Most ISPs assign dynamic IPs that rotate when your modem reboots, your DHCP lease expires, or you switch networks (WiFi β†’ mobile data). Mobile carriers rotate IPs even more aggressively. If you need a stable IP, ask your ISP for a static plan or use a service that provides one.

05What is dynamic vs static IP?+

Dynamic = ISP can change it; static = you keep the same IP across reboots. Dynamic is the consumer default; static usually costs extra and is required for self-hosting servers, port forwarding, or any service that needs a stable inbound endpoint.

06Can sites identify me with just my IP?+

An IP alone reveals approximate location and ISP, not your name. But combined with browser fingerprint, account history, and cross-site cookies, IP becomes a strong identifier.
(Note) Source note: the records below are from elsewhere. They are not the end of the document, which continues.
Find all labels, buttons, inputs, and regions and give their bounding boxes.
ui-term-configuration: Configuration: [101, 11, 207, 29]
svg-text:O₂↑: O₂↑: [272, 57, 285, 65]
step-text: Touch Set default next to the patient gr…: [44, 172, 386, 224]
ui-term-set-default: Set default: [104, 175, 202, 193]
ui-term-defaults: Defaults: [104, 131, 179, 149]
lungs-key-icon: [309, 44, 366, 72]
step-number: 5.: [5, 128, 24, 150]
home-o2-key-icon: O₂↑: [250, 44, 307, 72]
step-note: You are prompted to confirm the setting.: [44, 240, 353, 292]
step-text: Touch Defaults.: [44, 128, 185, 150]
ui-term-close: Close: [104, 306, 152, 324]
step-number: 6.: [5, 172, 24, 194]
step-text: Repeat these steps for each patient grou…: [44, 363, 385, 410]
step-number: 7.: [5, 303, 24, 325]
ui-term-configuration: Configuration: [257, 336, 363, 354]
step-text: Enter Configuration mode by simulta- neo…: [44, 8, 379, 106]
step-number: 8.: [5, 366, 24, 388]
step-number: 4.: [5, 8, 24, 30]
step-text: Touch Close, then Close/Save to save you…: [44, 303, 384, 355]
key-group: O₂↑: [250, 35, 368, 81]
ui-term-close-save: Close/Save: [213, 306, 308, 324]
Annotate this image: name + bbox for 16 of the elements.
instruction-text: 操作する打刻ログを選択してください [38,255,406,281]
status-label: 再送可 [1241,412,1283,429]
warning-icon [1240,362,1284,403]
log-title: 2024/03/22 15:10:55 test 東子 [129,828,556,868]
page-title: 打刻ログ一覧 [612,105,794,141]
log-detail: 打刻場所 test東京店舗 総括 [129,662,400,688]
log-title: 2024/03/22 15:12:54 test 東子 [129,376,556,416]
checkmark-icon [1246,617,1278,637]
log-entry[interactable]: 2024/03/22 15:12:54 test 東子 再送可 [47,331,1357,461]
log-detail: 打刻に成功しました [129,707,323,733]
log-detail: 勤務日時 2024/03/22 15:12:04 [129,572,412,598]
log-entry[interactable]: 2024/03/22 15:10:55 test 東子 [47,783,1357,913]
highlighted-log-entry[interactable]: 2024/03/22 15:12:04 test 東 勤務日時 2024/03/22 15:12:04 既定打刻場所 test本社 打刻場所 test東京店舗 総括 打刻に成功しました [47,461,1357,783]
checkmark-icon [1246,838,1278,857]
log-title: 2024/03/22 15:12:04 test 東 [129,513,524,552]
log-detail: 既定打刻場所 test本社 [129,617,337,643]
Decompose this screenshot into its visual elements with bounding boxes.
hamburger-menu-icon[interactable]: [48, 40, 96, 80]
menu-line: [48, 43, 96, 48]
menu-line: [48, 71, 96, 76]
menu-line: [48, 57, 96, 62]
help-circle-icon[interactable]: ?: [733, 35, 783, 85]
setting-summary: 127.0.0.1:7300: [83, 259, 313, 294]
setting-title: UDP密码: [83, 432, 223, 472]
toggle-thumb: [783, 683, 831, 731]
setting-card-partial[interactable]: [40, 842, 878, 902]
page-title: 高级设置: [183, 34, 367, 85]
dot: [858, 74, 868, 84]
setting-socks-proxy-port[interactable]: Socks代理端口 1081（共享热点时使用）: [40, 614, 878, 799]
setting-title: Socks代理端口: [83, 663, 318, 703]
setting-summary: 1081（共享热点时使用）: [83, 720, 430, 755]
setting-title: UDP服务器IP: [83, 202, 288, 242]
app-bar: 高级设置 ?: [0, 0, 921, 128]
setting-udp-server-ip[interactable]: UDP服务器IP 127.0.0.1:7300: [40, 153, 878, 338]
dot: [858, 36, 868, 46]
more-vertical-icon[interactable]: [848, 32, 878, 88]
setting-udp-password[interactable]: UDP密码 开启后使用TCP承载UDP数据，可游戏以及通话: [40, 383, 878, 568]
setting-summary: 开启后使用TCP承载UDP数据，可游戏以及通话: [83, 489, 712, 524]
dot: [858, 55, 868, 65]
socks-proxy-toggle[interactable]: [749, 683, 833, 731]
Multi-account workflows usually need IP isolation per identity.

07Mobile carrier IP vs home ISP IP β€” what's the difference?+

Home ISP IPs are typically static or slow-changing, anchored to your address. Mobile carrier IPs (Orange, T-Mobile, Plus, Play in Poland) are shared via CGNAT β€” hundreds of users on one IP β€” and rotate frequently. Anti-bot systems treat the two very differently.

08Why might my IP be shared (CGNAT)?+

Carrier-Grade NAT (CGNAT) lets ISPs put many subscribers behind one public IPv4 address because IPv4 is exhausted. Almost all mobile networks and a growing share of fixed-line ISPs use it. Side effects: no inbound port forwarding, IP-based reputation scoring is unreliable for these IPs.

09How do I hide my real IP?+

Use a proxy or VPN. The website then sees the proxy/VPN IP instead of yours. For multi-account, scraping, or geo-targeted testing, mobile proxies (like Proxy Poland's 4G/5G IPs) are the strongest option because they follow normal consumer mobile traffic patterns.

10What's the difference between IP and MAC address?+

MAC = hardware-level identifier of your network card, only visible inside your local network. IP = address used on the internet. Sites can never see your MAC. Routers and your ISP see it on the local hop only.

11Does using a proxy show a different IP here?+

Yes β€” that's the point of this page. Connect through your proxy, reload, and the IP shown should be the proxy's, not yours. Same IP = your proxy isn't being used (typical browser config bug).

12Why are there 2 different IPs visible (IPv4 + IPv6 or browser vs network)?+

Modern OSes get an IPv4 and an IPv6 simultaneously and pick one per connection. Some sites (and tools) probe both. If you're behind a proxy that only handles IPv4, your IPv6 leaks through directly to the site β€” which is why disabling IPv6 is a common proxy hardening step.